By an act approved January 27, 1876 (Acts 1876, p. 365), it was enacted “ that hereafter the Board of Supervisors of Hinds County, be, and they -are hereby required to hold sessions, alternately, in the court-house at Raymond, in the Second Judicial Circuit Court District, and at the city of Jackson, in the First District of said Circuit Court, and in the city hall, the court-house of said First District.”

It is contended by counsel for the appellee that this act is mandatory, and that no legal session of the board could be held unless the alternation prescribed had been followed, and therefore that either the August or September term was illegal, as they were both held at Raymond. The objection to such construction is that the legality of any meeting of the board would depend upon that of other precedent sessions, the validity of each of which would in turn rest upon that of other anterior terms. Such construction of the act would produce appalling consequences and confusion, both as to the past and future action of the board. If, as is probable or possible, early in the operation of this act, some blunder or error in judgment was committed, and two successive sessions were held in Raymond or Jackson, are all its subsequent sessions unlawful? Are all contracts made, judgments rendered, orders for the expenditure of county funds and levies of taxes to be held as void, unless," by happy chance, a second error has restored the succession ? One mistake would invalidate all subsequent sessions ; the second error would correct the evil, but the tFird would reproduce it, and so, the validity of any act of this important body would be determined, not by any known or certain standard, but by discovering whether its precedent errors were of an odd or even number.

In Jones v.
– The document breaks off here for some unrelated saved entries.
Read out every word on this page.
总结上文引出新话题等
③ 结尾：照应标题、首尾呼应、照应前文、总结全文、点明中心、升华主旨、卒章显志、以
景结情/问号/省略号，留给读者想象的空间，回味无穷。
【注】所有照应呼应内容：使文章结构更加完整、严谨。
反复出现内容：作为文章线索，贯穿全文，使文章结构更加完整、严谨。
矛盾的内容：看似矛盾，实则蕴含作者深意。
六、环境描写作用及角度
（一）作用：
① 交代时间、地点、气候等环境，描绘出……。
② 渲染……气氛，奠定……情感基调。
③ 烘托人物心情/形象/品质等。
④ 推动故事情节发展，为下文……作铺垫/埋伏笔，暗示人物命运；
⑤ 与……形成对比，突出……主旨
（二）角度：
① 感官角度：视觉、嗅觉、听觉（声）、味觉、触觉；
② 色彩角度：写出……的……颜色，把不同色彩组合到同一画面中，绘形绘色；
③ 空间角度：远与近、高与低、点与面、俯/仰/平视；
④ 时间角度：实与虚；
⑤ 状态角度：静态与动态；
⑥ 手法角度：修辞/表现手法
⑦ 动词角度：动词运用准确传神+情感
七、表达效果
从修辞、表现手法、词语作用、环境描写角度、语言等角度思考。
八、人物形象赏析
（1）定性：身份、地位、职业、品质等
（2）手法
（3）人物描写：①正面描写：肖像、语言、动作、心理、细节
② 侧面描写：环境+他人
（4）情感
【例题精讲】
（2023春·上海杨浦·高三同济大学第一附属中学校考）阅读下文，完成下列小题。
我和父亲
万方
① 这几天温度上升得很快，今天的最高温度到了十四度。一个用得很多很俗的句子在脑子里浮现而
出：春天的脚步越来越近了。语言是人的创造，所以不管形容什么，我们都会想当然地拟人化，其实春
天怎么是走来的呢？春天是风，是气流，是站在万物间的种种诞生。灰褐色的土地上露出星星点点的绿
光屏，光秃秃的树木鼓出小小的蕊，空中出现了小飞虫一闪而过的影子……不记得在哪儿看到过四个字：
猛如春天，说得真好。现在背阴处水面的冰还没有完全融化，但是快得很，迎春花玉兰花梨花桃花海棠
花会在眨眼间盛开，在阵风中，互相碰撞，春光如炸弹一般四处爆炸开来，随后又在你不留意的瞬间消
Burford, 26 Miss. 194, it was decided that a special meeting of the Board of Police, held without the pres*18ident of tlie board having first given the ten days’ notice prescribed by the statute, was void.

So also as to a session held at a time or place not authorized by law. Gamble v. Witty, 55 Miss. 26 ; Johnson v. Futch, 57 Miss. 73.

But this case is distinguishable from all of these, in this, that in those the act to be done, or the time and place at which the sessions were to be held were definite and fixed by the law, there was no uncertainty, no room for doubt, no investigation of past transactions. If the act of 1876 is peremptory, the legality of any session is not determinable by anything short of an examination of the history of every precedent session since the adoption of the law. The body of to-day, if it should attempt to satisfy itself of the legality of any term proposed to be held, would have to go into an inquiry, touching not only their own past acts, but of those of their predecessors, and of the predecessors of their predecessors. A construction producing a result so mischievous cannot be adopted; the act must be held to be directory, and though binding upon the members of the boards, rendering them liable to prosecution for its wilful disregard, as not making void the sessions of the board, though they are not held in conformity with its requirements.

The failure of the collector to make and file with the clerk of the chancery court separate lists of the land sold to individuals, on or before the first Monday of April succeeding the sale, as directed by sect. 40 of the act of 1878, does not at all affect the title of the purchaser. By sect. 8 of Art. XII. of the Constitution, it is declared that “the courts shall apply the same liberal principles in favor of such titles (tax-titles), as in sales by execution.”

But for this constitutional provision, the title of a purchaser at a sale for taxes would depend upon a strict compliance by the officer with all the statutory requirements, but with us, if the power to sell exists, no mere irregularity in its exercise will *19avoid the sale. City of Natchez v. Minor, 10 Smed. & M. 255 ; Virden v. Bowers, 55 Miss. 1.

These, views render unnecessary the consideration of the curative act of 1882.

The decree is reversed and cause remanded for a decree in accordance with this decision.